Probably a stupid question but did you use the cloth on the crystal?


----------



## tall_tim (Jul 29, 2009)

IAmATeaf said:


> louiswu said:
> 
> 
> > Here's a quick beforeafter of a grimy old Timex brought back to life after a few mins with a Cape Cod.
> ...


You can and I do, but Polywatch is what I mainly use on crystals.


----------



## IAmATeaf (Dec 4, 2011)

tall_tim said:


> You can and I do, but Polywatch is what I mainly use on crystals.

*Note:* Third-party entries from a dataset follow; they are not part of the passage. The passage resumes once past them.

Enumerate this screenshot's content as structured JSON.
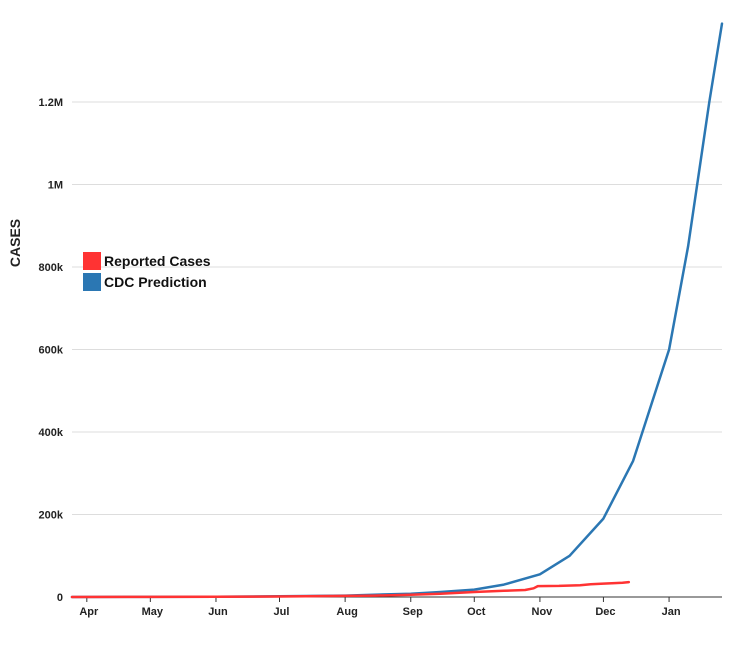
{
  "chart_data": {
    "type": "line",
    "title": "",
    "ylabel": "CASES",
    "xlabel": "",
    "ylim": [
      0,
      1400000
    ],
    "grid": true,
    "legend_position": "left",
    "x_tick_labels": [
      "Apr",
      "May",
      "Jun",
      "Jul",
      "Aug",
      "Sep",
      "Oct",
      "Nov",
      "Dec",
      "Jan"
    ],
    "y_ticks": [
      {
        "value": 0,
        "label": "0"
      },
      {
        "value": 200000,
        "label": "200k"
      },
      {
        "value": 400000,
        "label": "400k"
      },
      {
        "value": 600000,
        "label": "600k"
      },
      {
        "value": 800000,
        "label": "800k"
      },
      {
        "value": 1000000,
        "label": "1M"
      },
      {
        "value": 1200000,
        "label": "1.2M"
      }
    ],
    "series": [
      {
        "name": "Reported Cases",
        "color": "#ff3333",
        "points": [
          [
            "2014-03-25",
            0
          ],
          [
            "2014-05-01",
            300
          ],
          [
            "2014-06-01",
            700
          ],
          [
            "2014-07-01",
            1300
          ],
          [
            "2014-08-01",
            2600
          ],
          [
            "2014-08-15",
            3500
          ],
          [
            "2014-09-01",
            5500
          ],
          [
            "2014-09-15",
            8000
          ],
          [
            "2014-10-01",
            12000
          ],
          [
            "2014-10-15",
            15000
          ],
          [
            "2014-10-25",
            17000
          ],
          [
            "2014-10-29",
            21000
          ],
          [
            "2014-10-31",
            26500
          ],
          [
            "2014-11-10",
            27000
          ],
          [
            "2014-11-20",
            28500
          ],
          [
            "2014-11-25",
            31000
          ],
          [
            "2014-12-01",
            32500
          ],
          [
            "2014-12-05",
            33500
          ],
          [
            "2014-12-10",
            34500
          ],
          [
            "2014-12-13",
            36000
          ]
        ]
      },
      {
        "name": "CDC Prediction",
        "color": "#2b77b3",
        "points": [
          [
            "2014-03-25",
            0
          ],
          [
            "2014-05-01",
            300
          ],
          [
            "2014-06-01",
            800
          ],
          [
            "2014-07-01",
            1800
          ],
          [
            "2014-08-01",
            3500
          ],
          [
            "2014-09-01",
            8000
          ],
          [
            "2014-09-15",
            12000
          ],
          [
            "2014-10-01",
            18000
          ],
          [
            "2014-10-15",
            30000
          ],
          [
            "2014-11-01",
            55000
          ],
          [
            "2014-11-15",
            100000
          ],
          [
            "2014-12-01",
            190000
          ],
          [
            "2014-12-15",
            330000
          ],
          [
            "2015-01-01",
            600000
          ],
          [
            "2015-01-10",
            850000
          ],
          [
            "2015-01-20",
            1200000
          ],
          [
            "2015-01-26",
            1390000
          ]
        ]
      }
    ]
  }
}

OK cheers, going to make a note


----------



## Podie (Jul 27, 2010)

louiswu said:


> Here's a quick beforeafter of a grimy old Timex brought back to life after a few mins with a Cape Cod.
> 
> 
> 
> ...


Blimey, that's quite a difference!


----------



## mel (Dec 6, 2006)

Noticed the Goddard's Cloths on sale at our local "Pound" shops (two different ones) on a special at the pound.


----------



## xtriple (Dec 4, 2011)

louiswu said:


> Here's a quick beforeafter of a grimy old Timex brought back to life after a few mins with a Cape Cod.
> 
> 
> 
> ...


Mind you, look how long it took you to do it though 

Awesome work though, looks new to me!

Clue, dates in the two shots!


----------



## Mr Blond (Jan 19, 2012)

Cape Cod and polywatch are great, you can get some really good results if you put in the time and elbow grease.


----------



## louiswu (May 16, 2009)

xtriple said:


> louiswu said:
> 
> 
> > Here's a quick before\after of a grimy old Timex brought back to life after a few mins with a Cape Cod.
> ...


 :lol:	I certainly don't remember the job taking 20 days & 45 mins.

I suspect it was stopped before the cleanup and i set it right afterwards.

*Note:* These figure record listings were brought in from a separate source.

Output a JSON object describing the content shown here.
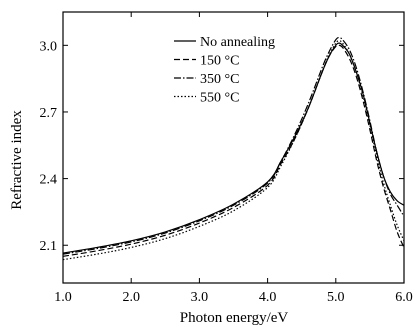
{
  "chart_data": {
    "type": "line",
    "xlabel": "Photon energy/eV",
    "ylabel": "Refractive index",
    "xlim": [
      1.0,
      6.0
    ],
    "ylim": [
      1.93,
      3.15
    ],
    "xticks": [
      1.0,
      2.0,
      3.0,
      4.0,
      5.0,
      6.0
    ],
    "xtick_labels": [
      "1.0",
      "2.0",
      "3.0",
      "4.0",
      "5.0",
      "6.0"
    ],
    "yticks": [
      2.1,
      2.4,
      2.7,
      3.0
    ],
    "ytick_labels": [
      "2.1",
      "2.4",
      "2.7",
      "3.0"
    ],
    "grid": false,
    "legend_position": "top-center",
    "series": [
      {
        "name": "No annealing",
        "dash": "solid",
        "x": [
          1.0,
          1.5,
          2.0,
          2.5,
          3.0,
          3.5,
          4.0,
          4.2,
          4.4,
          4.6,
          4.8,
          4.9,
          5.0,
          5.05,
          5.1,
          5.2,
          5.3,
          5.4,
          5.5,
          5.6,
          5.7,
          5.8,
          5.9,
          6.0
        ],
        "y": [
          2.065,
          2.09,
          2.12,
          2.16,
          2.215,
          2.285,
          2.385,
          2.48,
          2.59,
          2.72,
          2.88,
          2.95,
          3.0,
          3.01,
          3.0,
          2.96,
          2.88,
          2.78,
          2.65,
          2.52,
          2.41,
          2.34,
          2.3,
          2.28
        ]
      },
      {
        "name": "150 °C",
        "dash": "dash",
        "x": [
          1.0,
          1.5,
          2.0,
          2.5,
          3.0,
          3.5,
          4.0,
          4.2,
          4.4,
          4.6,
          4.8,
          4.9,
          5.0,
          5.05,
          5.1,
          5.2,
          5.3,
          5.4,
          5.5,
          5.6,
          5.7,
          5.8,
          5.9,
          6.0
        ],
        "y": [
          2.05,
          2.075,
          2.105,
          2.145,
          2.2,
          2.27,
          2.37,
          2.47,
          2.58,
          2.72,
          2.88,
          2.95,
          2.995,
          3.0,
          2.99,
          2.94,
          2.86,
          2.75,
          2.62,
          2.48,
          2.36,
          2.26,
          2.16,
          2.09
        ]
      },
      {
        "name": "350 °C",
        "dash": "dashdot",
        "x": [
          1.0,
          1.5,
          2.0,
          2.5,
          3.0,
          3.5,
          4.0,
          4.2,
          4.4,
          4.6,
          4.8,
          4.9,
          5.0,
          5.05,
          5.1,
          5.2,
          5.3,
          5.4,
          5.5,
          5.6,
          5.7,
          5.8,
          5.9,
          6.0
        ],
        "y": [
          2.06,
          2.085,
          2.115,
          2.155,
          2.21,
          2.28,
          2.38,
          2.48,
          2.6,
          2.74,
          2.9,
          2.97,
          3.025,
          3.035,
          3.025,
          2.98,
          2.9,
          2.79,
          2.66,
          2.52,
          2.41,
          2.33,
          2.28,
          2.23
        ]
      },
      {
        "name": "550 °C",
        "dash": "dot",
        "x": [
          1.0,
          1.5,
          2.0,
          2.5,
          3.0,
          3.5,
          4.0,
          4.2,
          4.4,
          4.6,
          4.8,
          4.9,
          5.0,
          5.05,
          5.1,
          5.2,
          5.3,
          5.4,
          5.5,
          5.6,
          5.7,
          5.8,
          5.9,
          6.0
        ],
        "y": [
          2.035,
          2.06,
          2.09,
          2.13,
          2.185,
          2.255,
          2.36,
          2.46,
          2.58,
          2.72,
          2.88,
          2.955,
          3.01,
          3.02,
          3.01,
          2.96,
          2.88,
          2.77,
          2.64,
          2.5,
          2.38,
          2.28,
          2.19,
          2.12
        ]
      }
    ]
  }
}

...........since which is it has been in the present Mrs LouisWu's collection.

Just to add. I cleaned the crystal up with T-Cut initially to get the really big scratches out, then finished it off with PolyWatch.


----------



## kevkojak (May 14, 2009)

I can't get cape cods to work for me at all. :lol:

Just done an hour on my new Omega case and plexi and it looks about the same. Does Polywatch work a lot better with plexi-glass?


----------



## Podie (Jul 27, 2010)

mmmm.... these smell niiiiiiiiiiiiiiice. :thumbup:


----------



## Prophecy88 (Feb 16, 2012)

Mixed results with Cape Cod....but do smell nice

'Displex' for acrylic crystals removes scratches a treat


----------



## louiswu (May 16, 2009)

kevkojak said:


> I can't get cape cods to work for me at all. :lol:
> 
> Just done an hour on my new Omega case and plexi and it looks about the same. Does Polywatch work a lot better with plexi-glass?


You're not rubbing it hard ehough !! :blink:

a cape cod should shift light case scratches, but it's a mild abrasive so you do need to put some effort into it.

i find them better for polishing up dulled finishes.

polywatch is specfically designed for acrylic. the blurb says it kinda disolves the surface molecules and redistributes them into the scratches

(or summat like that only more technical)

other products (t-cut, etc) are more like abrasives and just grind the plexi's surface down to an even level. that's the way i see it at least.


----------